Re: Huge sample dataset for testing.

Lists: pgsql-general
From: Tim Uckun <timuckun(at)gmail(dot)com>
To: pgsql-general <pgsql-general(at)postgresql(dot)org>
Subject: Huge sample dataset for testing.
Date: 2009-04-28 11:36:24
Message-ID: 855e4dcf0904280436p18041dc3h31b9e991c289b564@mail.gmail.com
Views: Raw Message | Whole Thread | Download mbox | Resend email
Lists: pgsql-general

Does anybody know if there is a sample database or text files I can import
to do some performance testing?

I would like to have tables with tens of millions of records if possible.

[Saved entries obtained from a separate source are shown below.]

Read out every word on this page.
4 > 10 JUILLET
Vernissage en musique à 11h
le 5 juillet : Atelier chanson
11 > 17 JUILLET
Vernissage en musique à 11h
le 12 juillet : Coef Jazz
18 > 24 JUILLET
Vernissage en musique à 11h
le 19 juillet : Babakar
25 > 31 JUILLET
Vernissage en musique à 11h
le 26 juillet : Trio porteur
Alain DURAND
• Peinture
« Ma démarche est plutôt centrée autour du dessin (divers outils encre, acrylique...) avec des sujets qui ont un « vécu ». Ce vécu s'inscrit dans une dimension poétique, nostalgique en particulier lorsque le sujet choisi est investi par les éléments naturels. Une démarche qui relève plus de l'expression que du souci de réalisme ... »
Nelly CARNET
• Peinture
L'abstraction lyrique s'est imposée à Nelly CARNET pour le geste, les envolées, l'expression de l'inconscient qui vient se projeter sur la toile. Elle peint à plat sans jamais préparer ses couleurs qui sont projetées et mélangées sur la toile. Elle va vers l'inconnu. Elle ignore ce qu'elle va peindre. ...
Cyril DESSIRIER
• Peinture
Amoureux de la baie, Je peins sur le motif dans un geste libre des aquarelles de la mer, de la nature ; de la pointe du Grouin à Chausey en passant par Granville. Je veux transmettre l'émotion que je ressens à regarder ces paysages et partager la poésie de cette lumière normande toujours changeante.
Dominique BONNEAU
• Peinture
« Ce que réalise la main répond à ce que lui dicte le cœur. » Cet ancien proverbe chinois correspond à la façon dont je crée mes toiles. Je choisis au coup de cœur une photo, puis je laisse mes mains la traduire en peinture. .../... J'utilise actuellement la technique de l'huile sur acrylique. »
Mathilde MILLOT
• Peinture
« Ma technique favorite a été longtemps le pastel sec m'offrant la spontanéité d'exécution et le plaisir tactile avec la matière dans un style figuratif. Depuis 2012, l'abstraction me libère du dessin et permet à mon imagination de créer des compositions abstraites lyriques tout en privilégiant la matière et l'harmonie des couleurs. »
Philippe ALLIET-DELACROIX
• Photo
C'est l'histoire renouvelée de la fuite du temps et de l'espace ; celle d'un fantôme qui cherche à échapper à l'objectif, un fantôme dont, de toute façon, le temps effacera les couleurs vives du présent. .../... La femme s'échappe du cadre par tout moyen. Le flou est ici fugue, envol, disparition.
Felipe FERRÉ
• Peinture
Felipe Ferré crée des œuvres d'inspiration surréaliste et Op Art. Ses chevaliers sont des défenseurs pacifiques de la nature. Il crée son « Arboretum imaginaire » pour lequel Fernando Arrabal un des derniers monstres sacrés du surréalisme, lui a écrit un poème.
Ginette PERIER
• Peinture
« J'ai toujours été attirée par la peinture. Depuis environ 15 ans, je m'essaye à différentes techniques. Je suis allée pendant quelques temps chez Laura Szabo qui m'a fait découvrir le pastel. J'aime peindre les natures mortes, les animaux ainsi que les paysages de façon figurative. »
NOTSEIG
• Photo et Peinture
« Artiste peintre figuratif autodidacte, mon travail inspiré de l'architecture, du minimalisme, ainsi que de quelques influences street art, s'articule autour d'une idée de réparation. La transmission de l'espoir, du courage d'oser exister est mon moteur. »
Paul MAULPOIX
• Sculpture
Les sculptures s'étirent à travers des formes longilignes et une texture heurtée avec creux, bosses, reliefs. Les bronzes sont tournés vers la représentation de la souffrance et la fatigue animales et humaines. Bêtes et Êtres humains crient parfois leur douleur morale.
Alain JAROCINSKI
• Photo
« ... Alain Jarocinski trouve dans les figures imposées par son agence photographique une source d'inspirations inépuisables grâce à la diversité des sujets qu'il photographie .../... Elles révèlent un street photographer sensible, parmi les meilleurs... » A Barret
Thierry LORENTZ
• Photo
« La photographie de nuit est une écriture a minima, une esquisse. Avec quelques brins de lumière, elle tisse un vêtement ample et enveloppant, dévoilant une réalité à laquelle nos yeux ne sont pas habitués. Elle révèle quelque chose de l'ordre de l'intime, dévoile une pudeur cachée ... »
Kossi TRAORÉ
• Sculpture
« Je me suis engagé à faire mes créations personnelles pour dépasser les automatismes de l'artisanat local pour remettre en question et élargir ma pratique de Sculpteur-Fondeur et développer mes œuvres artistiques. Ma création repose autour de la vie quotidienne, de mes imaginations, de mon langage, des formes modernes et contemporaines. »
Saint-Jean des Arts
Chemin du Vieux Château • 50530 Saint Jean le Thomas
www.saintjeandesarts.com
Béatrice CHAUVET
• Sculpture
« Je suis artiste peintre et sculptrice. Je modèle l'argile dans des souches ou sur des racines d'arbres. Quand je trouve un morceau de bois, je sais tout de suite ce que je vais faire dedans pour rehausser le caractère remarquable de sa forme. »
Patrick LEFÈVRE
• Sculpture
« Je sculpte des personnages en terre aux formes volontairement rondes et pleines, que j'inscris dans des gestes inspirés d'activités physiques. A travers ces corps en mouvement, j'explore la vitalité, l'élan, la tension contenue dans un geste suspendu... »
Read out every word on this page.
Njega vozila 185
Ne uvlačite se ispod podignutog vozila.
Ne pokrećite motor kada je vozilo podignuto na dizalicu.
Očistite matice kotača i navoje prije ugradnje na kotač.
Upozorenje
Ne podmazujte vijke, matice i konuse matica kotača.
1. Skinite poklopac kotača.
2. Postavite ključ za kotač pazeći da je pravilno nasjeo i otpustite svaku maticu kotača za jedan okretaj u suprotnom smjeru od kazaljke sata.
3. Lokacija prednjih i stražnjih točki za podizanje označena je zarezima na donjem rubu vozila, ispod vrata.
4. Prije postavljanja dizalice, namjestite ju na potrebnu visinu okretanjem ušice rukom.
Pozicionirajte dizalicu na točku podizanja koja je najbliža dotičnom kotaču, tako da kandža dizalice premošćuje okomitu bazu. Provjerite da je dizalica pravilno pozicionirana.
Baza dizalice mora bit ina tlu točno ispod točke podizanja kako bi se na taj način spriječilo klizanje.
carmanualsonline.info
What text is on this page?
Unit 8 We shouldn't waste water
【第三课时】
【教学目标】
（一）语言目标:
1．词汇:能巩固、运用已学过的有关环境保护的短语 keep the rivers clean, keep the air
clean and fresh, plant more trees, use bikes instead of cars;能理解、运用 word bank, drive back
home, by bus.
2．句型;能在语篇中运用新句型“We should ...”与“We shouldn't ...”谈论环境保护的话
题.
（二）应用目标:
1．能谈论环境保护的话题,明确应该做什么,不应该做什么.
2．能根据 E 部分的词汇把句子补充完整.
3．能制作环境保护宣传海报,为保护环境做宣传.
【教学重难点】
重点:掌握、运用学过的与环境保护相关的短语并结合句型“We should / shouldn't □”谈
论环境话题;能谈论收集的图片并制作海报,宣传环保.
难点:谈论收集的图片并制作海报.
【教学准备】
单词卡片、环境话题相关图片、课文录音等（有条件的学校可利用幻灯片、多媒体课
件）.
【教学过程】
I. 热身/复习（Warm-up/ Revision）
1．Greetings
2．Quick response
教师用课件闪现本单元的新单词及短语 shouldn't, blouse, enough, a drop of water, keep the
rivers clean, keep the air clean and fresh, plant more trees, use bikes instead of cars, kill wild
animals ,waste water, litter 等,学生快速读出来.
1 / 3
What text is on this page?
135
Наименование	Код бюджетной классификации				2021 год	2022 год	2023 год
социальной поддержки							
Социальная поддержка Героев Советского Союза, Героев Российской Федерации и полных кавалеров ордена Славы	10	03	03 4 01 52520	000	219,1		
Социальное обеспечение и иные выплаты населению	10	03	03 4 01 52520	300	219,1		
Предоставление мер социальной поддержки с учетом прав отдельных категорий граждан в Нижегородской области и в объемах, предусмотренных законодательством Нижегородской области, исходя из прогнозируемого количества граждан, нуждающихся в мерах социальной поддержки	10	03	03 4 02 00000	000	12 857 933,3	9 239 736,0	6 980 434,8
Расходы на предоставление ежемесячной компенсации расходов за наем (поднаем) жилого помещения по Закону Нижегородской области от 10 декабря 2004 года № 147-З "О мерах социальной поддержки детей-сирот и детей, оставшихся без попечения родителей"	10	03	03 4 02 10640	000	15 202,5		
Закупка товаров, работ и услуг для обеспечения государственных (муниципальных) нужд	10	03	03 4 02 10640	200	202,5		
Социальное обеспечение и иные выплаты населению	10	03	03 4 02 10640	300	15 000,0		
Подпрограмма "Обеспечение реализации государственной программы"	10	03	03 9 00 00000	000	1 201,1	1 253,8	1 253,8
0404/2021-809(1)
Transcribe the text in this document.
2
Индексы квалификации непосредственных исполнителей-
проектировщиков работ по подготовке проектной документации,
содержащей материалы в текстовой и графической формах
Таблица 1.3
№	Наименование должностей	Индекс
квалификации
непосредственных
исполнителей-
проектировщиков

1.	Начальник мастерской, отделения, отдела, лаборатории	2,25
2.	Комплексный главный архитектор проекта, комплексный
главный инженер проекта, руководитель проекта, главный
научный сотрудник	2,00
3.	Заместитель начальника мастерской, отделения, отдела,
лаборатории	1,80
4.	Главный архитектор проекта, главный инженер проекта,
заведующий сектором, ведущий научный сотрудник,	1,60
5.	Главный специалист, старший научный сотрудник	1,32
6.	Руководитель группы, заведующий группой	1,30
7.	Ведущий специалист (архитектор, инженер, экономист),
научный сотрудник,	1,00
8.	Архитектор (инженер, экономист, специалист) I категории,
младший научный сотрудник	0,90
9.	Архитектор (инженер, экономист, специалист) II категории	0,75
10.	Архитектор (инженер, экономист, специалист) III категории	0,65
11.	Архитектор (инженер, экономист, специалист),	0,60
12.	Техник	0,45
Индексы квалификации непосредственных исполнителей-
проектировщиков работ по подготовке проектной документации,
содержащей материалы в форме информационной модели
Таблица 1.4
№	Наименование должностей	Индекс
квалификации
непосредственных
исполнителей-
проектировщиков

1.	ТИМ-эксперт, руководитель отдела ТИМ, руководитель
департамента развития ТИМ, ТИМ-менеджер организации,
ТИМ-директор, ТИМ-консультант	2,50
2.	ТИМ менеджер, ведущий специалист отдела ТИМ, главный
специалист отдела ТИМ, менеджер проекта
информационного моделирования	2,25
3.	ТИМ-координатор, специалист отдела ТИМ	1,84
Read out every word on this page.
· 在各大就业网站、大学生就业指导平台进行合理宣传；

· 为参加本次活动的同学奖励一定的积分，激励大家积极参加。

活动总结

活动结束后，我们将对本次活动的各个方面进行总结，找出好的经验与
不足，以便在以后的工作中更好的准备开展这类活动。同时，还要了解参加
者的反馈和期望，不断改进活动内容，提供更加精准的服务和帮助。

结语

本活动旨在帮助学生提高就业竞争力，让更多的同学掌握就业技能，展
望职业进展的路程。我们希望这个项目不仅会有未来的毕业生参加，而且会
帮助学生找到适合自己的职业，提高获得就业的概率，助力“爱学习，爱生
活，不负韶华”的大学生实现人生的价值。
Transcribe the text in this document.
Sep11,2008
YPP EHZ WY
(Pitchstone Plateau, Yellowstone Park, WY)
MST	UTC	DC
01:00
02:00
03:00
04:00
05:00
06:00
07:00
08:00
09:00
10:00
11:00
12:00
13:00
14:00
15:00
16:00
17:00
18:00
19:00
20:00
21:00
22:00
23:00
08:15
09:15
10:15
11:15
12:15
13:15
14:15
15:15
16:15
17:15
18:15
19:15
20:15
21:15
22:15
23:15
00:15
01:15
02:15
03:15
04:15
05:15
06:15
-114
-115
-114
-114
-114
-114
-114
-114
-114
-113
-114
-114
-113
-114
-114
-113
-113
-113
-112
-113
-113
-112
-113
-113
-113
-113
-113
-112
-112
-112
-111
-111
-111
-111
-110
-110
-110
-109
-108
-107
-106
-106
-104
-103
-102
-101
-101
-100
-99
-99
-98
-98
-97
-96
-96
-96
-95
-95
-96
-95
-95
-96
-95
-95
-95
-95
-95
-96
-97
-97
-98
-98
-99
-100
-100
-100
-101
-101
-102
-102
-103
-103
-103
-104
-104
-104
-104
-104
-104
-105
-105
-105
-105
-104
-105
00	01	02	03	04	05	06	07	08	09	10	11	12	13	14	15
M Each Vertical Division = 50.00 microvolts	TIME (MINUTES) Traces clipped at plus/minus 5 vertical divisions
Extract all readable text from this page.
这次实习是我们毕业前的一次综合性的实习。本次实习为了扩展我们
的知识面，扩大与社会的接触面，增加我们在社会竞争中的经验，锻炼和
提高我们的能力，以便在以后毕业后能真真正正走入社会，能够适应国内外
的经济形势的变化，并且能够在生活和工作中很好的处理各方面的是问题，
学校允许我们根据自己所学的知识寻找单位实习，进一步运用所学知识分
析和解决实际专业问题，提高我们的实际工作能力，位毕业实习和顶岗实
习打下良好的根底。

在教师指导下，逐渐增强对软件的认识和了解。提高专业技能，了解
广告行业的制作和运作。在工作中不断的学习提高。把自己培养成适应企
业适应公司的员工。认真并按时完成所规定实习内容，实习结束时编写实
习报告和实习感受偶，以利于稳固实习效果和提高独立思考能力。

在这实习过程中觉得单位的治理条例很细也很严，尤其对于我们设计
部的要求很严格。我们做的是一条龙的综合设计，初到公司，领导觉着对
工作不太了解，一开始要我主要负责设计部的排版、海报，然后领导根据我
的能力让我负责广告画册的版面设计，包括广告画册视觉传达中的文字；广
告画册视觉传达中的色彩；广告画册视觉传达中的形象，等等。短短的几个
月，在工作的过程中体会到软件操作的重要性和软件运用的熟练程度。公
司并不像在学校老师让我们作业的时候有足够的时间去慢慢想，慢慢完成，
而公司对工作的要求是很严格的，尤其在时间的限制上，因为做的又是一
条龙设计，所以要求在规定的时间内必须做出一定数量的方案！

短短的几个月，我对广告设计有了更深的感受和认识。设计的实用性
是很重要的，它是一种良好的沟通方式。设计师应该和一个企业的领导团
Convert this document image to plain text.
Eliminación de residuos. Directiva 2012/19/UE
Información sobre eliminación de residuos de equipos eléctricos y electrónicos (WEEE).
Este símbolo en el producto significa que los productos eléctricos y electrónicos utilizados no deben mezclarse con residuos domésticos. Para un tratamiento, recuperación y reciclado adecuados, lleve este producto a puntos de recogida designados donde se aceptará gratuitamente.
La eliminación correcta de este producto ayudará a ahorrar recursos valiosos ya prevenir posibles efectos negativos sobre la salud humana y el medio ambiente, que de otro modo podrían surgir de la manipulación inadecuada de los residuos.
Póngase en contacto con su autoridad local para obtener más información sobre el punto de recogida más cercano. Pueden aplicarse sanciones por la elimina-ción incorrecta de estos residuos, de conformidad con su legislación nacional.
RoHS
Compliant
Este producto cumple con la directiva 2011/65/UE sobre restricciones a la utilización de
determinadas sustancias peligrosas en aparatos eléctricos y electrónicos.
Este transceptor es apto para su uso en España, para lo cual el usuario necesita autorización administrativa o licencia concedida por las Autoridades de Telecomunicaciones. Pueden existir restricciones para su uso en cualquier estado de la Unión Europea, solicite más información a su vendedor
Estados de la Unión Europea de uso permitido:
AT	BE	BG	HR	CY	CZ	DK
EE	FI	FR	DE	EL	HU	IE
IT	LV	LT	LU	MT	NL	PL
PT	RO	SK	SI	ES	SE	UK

From: Gerd König <koenig(at)transporeon(dot)com>
To: Tim Uckun <timuckun(at)gmail(dot)com>
Cc: pgsql-general <pgsql-general(at)postgresql(dot)org>
Subject: Re: Huge sample dataset for testing.
Date: 2009-04-28 11:46:34
Message-ID: 49F6EC9A.3080507@transporeon.com
Views: Raw Message | Whole Thread | Download mbox | Resend email
Lists: pgsql-general

Hello Tim,

you can create this by yourself very easily, e.g. you have a table
CREATE TABLE test1
(
a_int serial NOT NULL,
a_text character varying(200),
dt timestamp without time zone DEFAULT now(),
primary key (a_int)
);
create a bunch of data with something like:
insert into test1 (a_text) (select 'this is row number: '||i::text from (select
generate_series(1,1000000) as i) as q);

regards...GERD...

Tim Uckun schrieb:
> Does anybody know if there is a sample database or text files I can
> import to do some performance testing?
>
> I would like to have tables with tens of millions of records if possible.
>
>

--
/===============================\
| Gerd König
| - Infrastruktur -
|
| TRANSPOREON GmbH
| Pfarrer-Weiss-Weg 12
| DE - 89077 Ulm
|
|
| Tel: +49 [0]731 16906 16
| Fax: +49 [0]731 16906 99
| Web: www.transporeon.com
|
\===============================/

Bleiben Sie auf dem Laufenden.
Jetzt den Transporeon Newsletter abonnieren!
http://www.transporeon.com/unternehmen_newsletter.shtml

TRANSPOREON GmbH, Amtsgericht Ulm, HRB 722056
Geschäftsf.: Axel Busch, Peter Förster, Roland Hötzl, Marc-Oliver Simon


From: "A(dot) Kretschmer" <andreas(dot)kretschmer(at)schollglas(dot)com>
To: pgsql-general(at)postgresql(dot)org
Subject: Re: Huge sample dataset for testing.
Date: 2009-04-28 11:49:33
Message-ID: 20090428114933.GD13320@a-kretschmer.de
Views: Raw Message | Whole Thread | Download mbox | Resend email
Lists: pgsql-general

In response to Tim Uckun :
> Does anybody know if there is a sample database or text files I can import to
> do some performance testing?
>
> I would like to have tables with tens of millions of records if possible.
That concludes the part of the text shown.